Despite the considerable excitement surrounding the development of Canadas oil sands reserves, there are still several difficulties that could impede the future development of the industry. Analysts predict that the production of synthetic crude from oil sands is only economically viable with synthetic crude prices in the $30 range. While further advances in oil sands technology could reduce production costs, it is likely that synthetic oil production will continue to be dependent upon high crude oil prices. Second, the oil sands industry is heavily reliant upon water and natural gas, which is necessary in both the extraction of bitumen from oil sands and the upgrading of bitumen to synthetic oil. Even though there have been some efforts to reduce this dependence on natural gas, any increase in natural gas prices or sharp reduction in natural gas supply would have critical repercussions for the oil sands industry.

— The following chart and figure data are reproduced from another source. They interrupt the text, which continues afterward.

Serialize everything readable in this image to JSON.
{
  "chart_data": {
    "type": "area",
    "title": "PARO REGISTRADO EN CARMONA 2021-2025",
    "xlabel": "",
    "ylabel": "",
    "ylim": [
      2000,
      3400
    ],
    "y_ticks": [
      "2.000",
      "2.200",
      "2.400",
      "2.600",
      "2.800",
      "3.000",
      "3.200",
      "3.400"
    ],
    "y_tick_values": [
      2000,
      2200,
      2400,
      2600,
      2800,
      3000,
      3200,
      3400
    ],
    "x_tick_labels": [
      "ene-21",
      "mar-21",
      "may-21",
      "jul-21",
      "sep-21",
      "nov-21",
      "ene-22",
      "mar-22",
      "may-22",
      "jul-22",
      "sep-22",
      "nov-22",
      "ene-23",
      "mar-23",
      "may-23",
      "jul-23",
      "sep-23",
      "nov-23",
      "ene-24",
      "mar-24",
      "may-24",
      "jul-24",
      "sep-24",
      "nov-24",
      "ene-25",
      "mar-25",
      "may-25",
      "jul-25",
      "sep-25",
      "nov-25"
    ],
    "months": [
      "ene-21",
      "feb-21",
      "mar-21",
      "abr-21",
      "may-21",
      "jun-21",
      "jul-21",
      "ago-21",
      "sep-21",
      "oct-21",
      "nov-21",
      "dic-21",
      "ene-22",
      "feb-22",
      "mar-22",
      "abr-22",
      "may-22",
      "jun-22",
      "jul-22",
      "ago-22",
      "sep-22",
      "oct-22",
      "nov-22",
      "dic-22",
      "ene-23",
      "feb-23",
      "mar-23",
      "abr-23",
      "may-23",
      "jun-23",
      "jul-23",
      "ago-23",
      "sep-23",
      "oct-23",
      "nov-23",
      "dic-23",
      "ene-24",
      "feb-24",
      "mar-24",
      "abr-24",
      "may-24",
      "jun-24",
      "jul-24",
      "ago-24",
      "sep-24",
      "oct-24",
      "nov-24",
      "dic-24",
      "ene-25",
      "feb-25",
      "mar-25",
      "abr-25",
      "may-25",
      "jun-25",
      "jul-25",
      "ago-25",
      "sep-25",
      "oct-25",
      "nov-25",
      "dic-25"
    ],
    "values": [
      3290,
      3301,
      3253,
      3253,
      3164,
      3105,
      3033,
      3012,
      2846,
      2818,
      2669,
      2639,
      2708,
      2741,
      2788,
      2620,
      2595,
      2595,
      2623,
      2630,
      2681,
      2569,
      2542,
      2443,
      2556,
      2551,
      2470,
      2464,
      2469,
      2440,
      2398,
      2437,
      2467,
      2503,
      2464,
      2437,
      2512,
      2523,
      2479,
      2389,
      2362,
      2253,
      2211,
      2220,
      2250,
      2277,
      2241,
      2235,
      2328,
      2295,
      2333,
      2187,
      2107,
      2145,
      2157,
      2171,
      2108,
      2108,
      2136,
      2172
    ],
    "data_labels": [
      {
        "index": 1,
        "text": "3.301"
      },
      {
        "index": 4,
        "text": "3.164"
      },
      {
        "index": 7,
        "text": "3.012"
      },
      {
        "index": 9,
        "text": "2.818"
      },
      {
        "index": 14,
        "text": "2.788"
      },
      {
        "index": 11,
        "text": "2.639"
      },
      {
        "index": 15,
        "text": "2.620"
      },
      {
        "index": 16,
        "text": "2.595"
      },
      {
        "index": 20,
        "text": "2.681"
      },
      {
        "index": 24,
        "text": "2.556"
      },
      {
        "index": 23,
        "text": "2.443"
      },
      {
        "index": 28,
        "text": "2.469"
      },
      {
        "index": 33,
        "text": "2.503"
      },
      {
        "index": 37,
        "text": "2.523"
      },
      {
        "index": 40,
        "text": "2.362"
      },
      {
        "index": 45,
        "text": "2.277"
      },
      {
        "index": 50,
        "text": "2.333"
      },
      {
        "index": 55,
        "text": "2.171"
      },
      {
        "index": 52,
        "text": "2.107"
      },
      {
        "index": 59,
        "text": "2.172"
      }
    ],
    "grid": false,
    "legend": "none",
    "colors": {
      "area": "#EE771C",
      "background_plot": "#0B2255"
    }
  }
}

Price of crude is taking a nosedive today. 66.60/64.25 64.25 -1.83
Gasoline is down 5 cents
If this keeps up the speculators are going to be looking for high window ledges.
High-Diving Speculators will never bother me. But I doubt it will fall below (insert magic number here $45????) without significant changes in supply and or demand. I read today about supply/distribution problems happening in China and the Philippines. If they need to increase supply to meet demand, it could drive it right back up.
If it gets back to $25 it will be in the range where OPEC can have a say.